Je suis médecin ORL installé dans le Nord de la France et aussi activiste et opposant des premiers jours au régime islamique en Iran. Je suis à la fois proche et éloigné d’Ali Khamenei. Il est le guide suprême de la république islamique d’Iran et aussi le frère de ma mère. Avant la révolution de 1979, mon oncle, Ali Khamenei, était un des mollahs, sans importance particulière, à Mechhed, une ville du Nord-est d’Iran. Il fut pendant un certain temps, élève de mon père, Ali Tehrani, écrivain et enseignant de philosophie et de théologie, un des proches de Khomeini (avant la révolution), décédé en octobre 2022 à l’âge de 96 ans.

C’est uniquement après la victoire de la révolution, et avec l’aide de personnalités comme Beheshti et Rafsanjani, qu’Ali Khamenei est devenu quelqu’un et a pu gravir les échelons du pouvoir. Mais, il est certain qu’actuellement, il est le bourreau du peuple iranien et responsable de chaque crime commis par ses vassaux. Il est la personnalité la plus détestée en Iran et condamné à disparaître. Je lui envoie ce message et lui rappelle que s’il ne cède pas le pouvoir, il aura la même fin que Ceausescu, Kadhafi, ou Saddam.

Des policiers répriment des manifestants à Téhéran, 19 septembre 2022 © AFP

Je souhaite personnellement, et je pense que c’est le souhait de tout Iranien, sa destitution et son jugement devant le peuple. Le plus tôt possible.

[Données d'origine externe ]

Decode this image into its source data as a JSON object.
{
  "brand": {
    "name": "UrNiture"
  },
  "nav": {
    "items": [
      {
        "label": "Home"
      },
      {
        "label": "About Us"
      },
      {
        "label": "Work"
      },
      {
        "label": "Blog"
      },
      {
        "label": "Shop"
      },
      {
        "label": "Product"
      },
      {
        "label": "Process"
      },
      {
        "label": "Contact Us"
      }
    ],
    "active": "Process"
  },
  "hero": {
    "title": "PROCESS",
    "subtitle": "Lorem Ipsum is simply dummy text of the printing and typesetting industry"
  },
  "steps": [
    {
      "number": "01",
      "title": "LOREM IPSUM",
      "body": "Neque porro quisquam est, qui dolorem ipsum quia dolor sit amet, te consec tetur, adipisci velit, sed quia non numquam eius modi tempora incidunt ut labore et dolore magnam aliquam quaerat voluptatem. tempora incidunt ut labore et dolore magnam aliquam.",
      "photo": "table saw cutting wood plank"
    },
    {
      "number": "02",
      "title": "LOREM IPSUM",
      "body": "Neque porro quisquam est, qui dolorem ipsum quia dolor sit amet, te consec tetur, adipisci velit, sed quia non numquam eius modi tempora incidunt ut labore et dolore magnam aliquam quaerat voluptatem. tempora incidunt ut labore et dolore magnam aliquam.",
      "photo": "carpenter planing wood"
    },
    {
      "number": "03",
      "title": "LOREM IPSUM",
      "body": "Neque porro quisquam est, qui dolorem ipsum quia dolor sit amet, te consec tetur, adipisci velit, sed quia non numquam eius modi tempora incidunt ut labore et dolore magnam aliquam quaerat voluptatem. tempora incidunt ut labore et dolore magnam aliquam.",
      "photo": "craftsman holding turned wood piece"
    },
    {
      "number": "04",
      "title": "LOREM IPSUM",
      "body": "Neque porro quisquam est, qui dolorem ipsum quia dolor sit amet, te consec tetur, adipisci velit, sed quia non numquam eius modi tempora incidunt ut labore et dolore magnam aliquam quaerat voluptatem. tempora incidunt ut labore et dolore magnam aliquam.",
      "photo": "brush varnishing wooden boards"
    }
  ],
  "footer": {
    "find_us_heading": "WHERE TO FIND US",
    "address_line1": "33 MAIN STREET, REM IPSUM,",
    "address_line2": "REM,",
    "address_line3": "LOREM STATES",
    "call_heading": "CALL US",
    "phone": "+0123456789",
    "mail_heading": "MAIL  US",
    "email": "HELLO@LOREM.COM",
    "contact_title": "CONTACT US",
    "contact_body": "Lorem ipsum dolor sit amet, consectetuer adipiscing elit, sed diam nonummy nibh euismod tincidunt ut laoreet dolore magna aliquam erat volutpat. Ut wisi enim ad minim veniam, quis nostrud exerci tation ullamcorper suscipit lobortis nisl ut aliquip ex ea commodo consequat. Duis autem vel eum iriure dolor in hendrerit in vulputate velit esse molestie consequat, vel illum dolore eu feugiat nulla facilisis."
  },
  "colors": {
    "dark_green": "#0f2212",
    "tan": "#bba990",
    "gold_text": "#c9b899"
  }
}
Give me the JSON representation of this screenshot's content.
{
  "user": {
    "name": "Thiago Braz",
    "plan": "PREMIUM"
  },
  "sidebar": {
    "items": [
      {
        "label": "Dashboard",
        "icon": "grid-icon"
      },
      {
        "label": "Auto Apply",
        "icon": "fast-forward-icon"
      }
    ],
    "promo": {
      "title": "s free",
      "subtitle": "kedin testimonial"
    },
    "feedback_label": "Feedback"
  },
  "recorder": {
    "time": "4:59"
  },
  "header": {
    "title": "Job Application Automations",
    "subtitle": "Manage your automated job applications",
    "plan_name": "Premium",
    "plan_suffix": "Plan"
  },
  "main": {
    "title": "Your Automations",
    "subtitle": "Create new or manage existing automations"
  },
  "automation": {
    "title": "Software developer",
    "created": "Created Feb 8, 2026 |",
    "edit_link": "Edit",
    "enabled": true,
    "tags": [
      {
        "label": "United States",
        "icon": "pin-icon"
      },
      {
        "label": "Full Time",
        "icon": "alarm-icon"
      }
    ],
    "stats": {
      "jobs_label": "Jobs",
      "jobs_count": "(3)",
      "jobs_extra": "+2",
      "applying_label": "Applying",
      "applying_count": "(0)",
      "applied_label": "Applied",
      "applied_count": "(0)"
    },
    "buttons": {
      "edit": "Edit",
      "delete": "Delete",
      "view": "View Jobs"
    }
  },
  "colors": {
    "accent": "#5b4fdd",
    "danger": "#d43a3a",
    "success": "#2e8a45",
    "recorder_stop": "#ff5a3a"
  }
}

À travers sa chute, nous visons celle de la totalité du régime islamique. C’est par la disparition de la République islamique en Iran que des vies humaines seront sauvées, que la paix et la prospérité reviendront au Moyen-Orient, voire même dans le monde. L’intégrisme islamique, où qu’il prospère, et sous n’importe quelle forme, est le cadeau empoisonné de ce régime au monde entier.

Lorsque la religion sert de prétexte, on prend les textes sacrés, on en exclut tout ce qui pourrait gêner et on ne garde que ce qui permet d’établir la domination. L’exemple caricatural en est l’exploitation des principes religieux concernant les femmes. Ils sont mis en exergue, exagérés dans leur interprétation et justifient la mise sous tutelle, d’un coup, de la moitié du peuple !

Dans ces systèmes, l’évolution est toujours la même : au fur et à mesure que les difficultés s’amoncellent, la répression s’accroît et l’agressivité se développe, tant à l’intérieur que vers l’extérieur. Le régime essaie de réprimer son peuple et de porter la guerre partout à l’étranger afin de faire croire au peuple que les difficultés viennent du dehors, que la misère est imposée par l’étranger et, singulièrement, par les pays dits « occidentaux ».

On voit bien à quoi mène la violence : on décide qu’il n’y a pas de limite à l’horreur pour prendre le pouvoir, ensuite on s’habitue à tout régler par le meurtre, l’attentat, la guerre.

On est frappé du parallélisme entre l’incendie du Reichstag qui a permis aux nazis d’affirmer leur pouvoir en se justifiant d’anéantir les communistes et l’incendie du cinéma Rex d’Abadan, en 1978, qui a permis d’enflammer le peuple et de susciter la révolte contre le régime de Pahlavi.

Ensuite, bien sûr, on tombe dans le schéma habituel où, passée la répugnance que tout homme ressent envers le meurtre d’un autre homme, il s’aperçoit qu’il a massacré et que, pourtant, rien ne lui est arrivé. Alors, il recommence, encore et encore. On massacre les prisonniers, on écrase les protestations de rue, on abat des avions dans un flot d’innombrables crimes. L’actualité en est pleine, jusqu’à la nausée.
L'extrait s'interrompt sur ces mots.